String in Python
Computers understand bytes but humans don’t. Machines can read data in binary but humans can’t. So, along with creating data structures for machines, computer scientists created data structures for humans too. Among all types of data in any programming language, string is the most user friendly and best understood by humans with bare eyes.
As everything is object in Python, string is no exception to that. A string is nothing but a ordered collection of characters. Python do not have anything called character data type. To represent character we use a string that contains only one character.
Creating Strings
The most basic way of creating string in Python is writing some characters inside quotation marks in the source code. We call it literal string. For example,
a_string = "Hey, you have done it! I am the string you are looking for."
Literal strings can be created with single or double quote.
a_single_quoted_string = 'I am a single quoted string.'
String can be created by placing triple quote at the start and at the end of the string. I am going to discuss about triple quoted string in details later in this article.
These are not the only ways you can create strings. There are many other functions and methods that return string as a result. If you open a file for reading in text mode and you call the read()
method, you will get a string in return.
my_str = ""
with open("info.txt", "r", encoding="utf-8") as f:
my_str = f.read()
Calling decode()
method on a byte object also returns string.
my_bytes = b'I am not a string, I am a byte object'
my_str = my_bytes.decode(encoding='utf-8')
There are a lot of other ways in which you can create or get string. You will learn many of them in your journey to the awesome land of Python.
Modifying Strings
Unlike many other languages string
s are immutable in Python. That means you cannot modify string in Python. There are many string manipulation functions and methods in Python but none of them can modify the original string. The string on which the manipulation functions or methods are executed are kept intact and a new string object is returned by those functions or methods. For example,
my_str = "The word THIS will be replaced by the word THAT"
my_str2 = my_str.replace("THIS", "THAT")
print("The original string: ", my_str)
print("The string after manipulation: ", my_str2)
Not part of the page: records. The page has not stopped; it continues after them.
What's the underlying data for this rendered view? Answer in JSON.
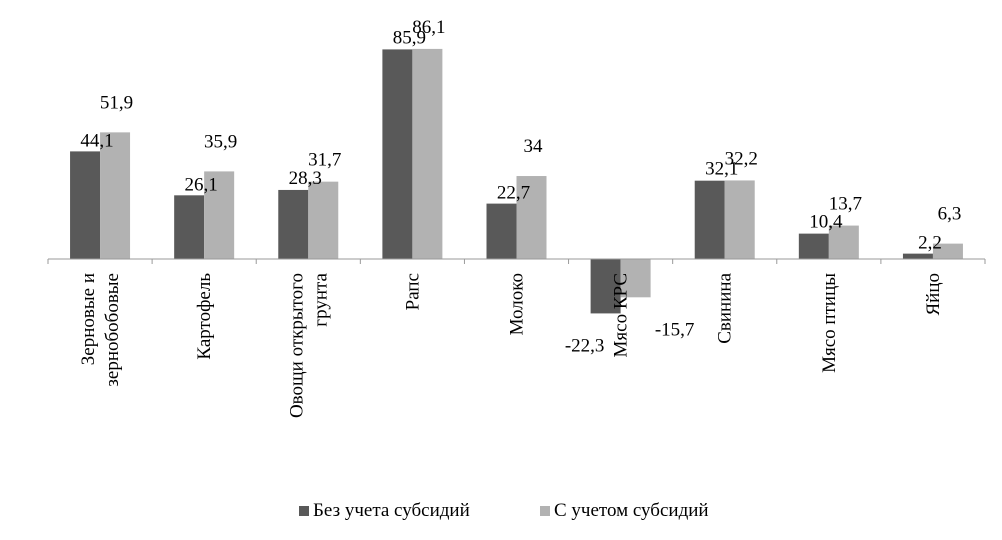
{
  "chart_data": {
    "type": "bar",
    "categories": [
      "Зерновые и зернобобовые",
      "Картофель",
      "Овощи открытого грунта",
      "Рапс",
      "Молоко",
      "Мясо КРС",
      "Свинина",
      "Мясо птицы",
      "Яйцо"
    ],
    "category_lines": [
      [
        "Зерновые и",
        "зернобобовые"
      ],
      [
        "Картофель"
      ],
      [
        "Овощи открытого",
        "грунта"
      ],
      [
        "Рапс"
      ],
      [
        "Молоко"
      ],
      [
        "Мясо КРС"
      ],
      [
        "Свинина"
      ],
      [
        "Мясо птицы"
      ],
      [
        "Яйцо"
      ]
    ],
    "series": [
      {
        "name": "Без учета субсидий",
        "color": "#595959",
        "values": [
          44.1,
          26.1,
          28.3,
          85.9,
          22.7,
          -22.3,
          32.1,
          10.4,
          2.2
        ],
        "labels": [
          "44,1",
          "26,1",
          "28,3",
          "85,9",
          "22,7",
          "-22,3",
          "32,1",
          "10,4",
          "2,2"
        ]
      },
      {
        "name": "С учетом субсидий",
        "color": "#b2b2b2",
        "values": [
          51.9,
          35.9,
          31.7,
          86.1,
          34,
          -15.7,
          32.2,
          13.7,
          6.3
        ],
        "labels": [
          "51,9",
          "35,9",
          "31,7",
          "86,1",
          "34",
          "-15,7",
          "32,2",
          "13,7",
          "6,3"
        ]
      }
    ],
    "legend_position": "bottom",
    "grid": false,
    "title": "",
    "xlabel": "",
    "ylabel": ""
  }
}
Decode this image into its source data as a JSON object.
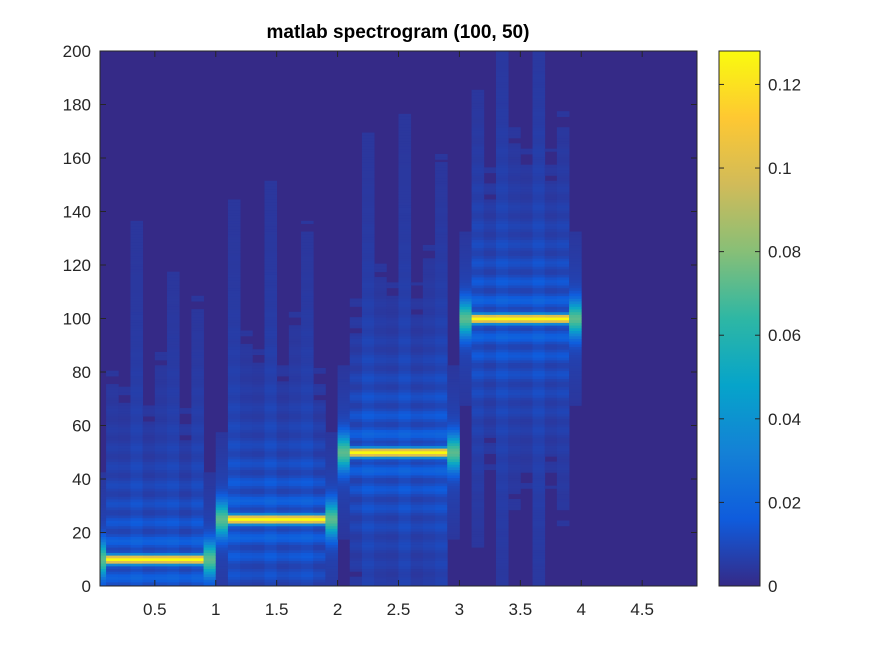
{
  "chart_data": {
    "type": "heatmap",
    "title": "matlab spectrogram (100, 50)",
    "xlabel": "",
    "ylabel": "",
    "xlim": [
      0.05,
      4.95
    ],
    "ylim": [
      0,
      200
    ],
    "xticks": [
      0.5,
      1,
      1.5,
      2,
      2.5,
      3,
      3.5,
      4,
      4.5
    ],
    "xtick_labels": [
      "0.5",
      "1",
      "1.5",
      "2",
      "2.5",
      "3",
      "3.5",
      "4",
      "4.5"
    ],
    "yticks": [
      0,
      20,
      40,
      60,
      80,
      100,
      120,
      140,
      160,
      180,
      200
    ],
    "ytick_labels": [
      "0",
      "20",
      "40",
      "60",
      "80",
      "100",
      "120",
      "140",
      "160",
      "180",
      "200"
    ],
    "colormap": "parula",
    "clim": [
      0,
      0.128
    ],
    "colorbar_ticks": [
      0,
      0.02,
      0.04,
      0.06,
      0.08,
      0.1,
      0.12
    ],
    "colorbar_tick_labels": [
      "0",
      "0.02",
      "0.04",
      "0.06",
      "0.08",
      "0.1",
      "0.12"
    ],
    "colorbar_location": "right",
    "segments": [
      {
        "t_start": 0.0,
        "t_end": 1.0,
        "frequency": 10,
        "peak_magnitude": 0.128
      },
      {
        "t_start": 1.0,
        "t_end": 2.0,
        "frequency": 25,
        "peak_magnitude": 0.128
      },
      {
        "t_start": 2.0,
        "t_end": 3.0,
        "frequency": 50,
        "peak_magnitude": 0.128
      },
      {
        "t_start": 3.0,
        "t_end": 4.0,
        "frequency": 100,
        "peak_magnitude": 0.128
      },
      {
        "t_start": 4.0,
        "t_end": 5.0,
        "frequency": null,
        "peak_magnitude": 0
      }
    ]
  }
}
print("The id of my_str: ", id(my_str))
print("The id of my_str2: ", id(my_str2))
Run the above code to see similar output like below:
The original string: The word THIS will be replaced by the word THAT
The string after manipulation: The word THAT will be replaced by the word THAT
The id of my_str: 2204934842288
The id of my_str2: 2204934841904
Look at the result after replacing the word ‘THIS’ from my_str
. After executing the manipulation method, the original string was intact and it returned a new string. Also look at the string objects ids in memory – they are different. The ids will be different on each run of the program and also will be different in different machines. So, don’t worry if they look different on your machine than mine.
Concatenation
Concatenation means making a new string by adding one or more string objects. As a result all the string objects are placed side by side and a new string object is returned. In Python we concatenate string by the +
operator.
str1 = "Hello, "
str2 = "world!"
result_str = str1 + str2
print(result_str)
Output:
Hello, world!
Slices
Slicing string means extracting parts of a string with the help of its character indexes. String slicing in Python is very easy and fun. You have to put the start index and end index of the characters separated by a colon in square brackets. For example,
my_str = "Knock knock.\nRace condition.\nWho's there?"
slice1 = my_str[:13]
slice2 = my_str[13:29]
slice3 = my_str[29:]
print("The joke is:\n" + my_str)
print("Slice 1: " + slice1)
print("Slice 2: " + slice2)
print("Slice 3: " + slice3)
Output:
The joke is:
Knock knock.
Race condition.
Who's there?
Slice 1: Knock knock.
Slice 2: Race condition.
Slice 3: Who's there?
Notice that I omitted the starting index for the first slice and omitted end index for the last slice. If you are referring to the start and the end you can code in the similar manner.
IN/NOT IN
in
is a membership checking operator in Python. It is widely used for list, dictionary and set. You can use them in the same way for strings too. Let’s say we want to check whether the word ‘stupid’ is present in a string.
my_str = "Python programmers are not stupid."
if 'stupid' in my_str:
print("Caution, a stupid is in there!")
else:
print("Ah, no stupid present!")
Output:
Caution, a stupid is in there!
Formatting
Every time you want to put values from different variables to string you need to convert all other objects to string and concatenate them all with +
operator. But it gets dirty soon. We need a better way to do it to make the world of Python a better place for programmers. Let’s see a dirty code first.
a = 1
b = 3.1416
c = "pi"
my_str = str(1) + ") The value of " + c + " is: " + str(b)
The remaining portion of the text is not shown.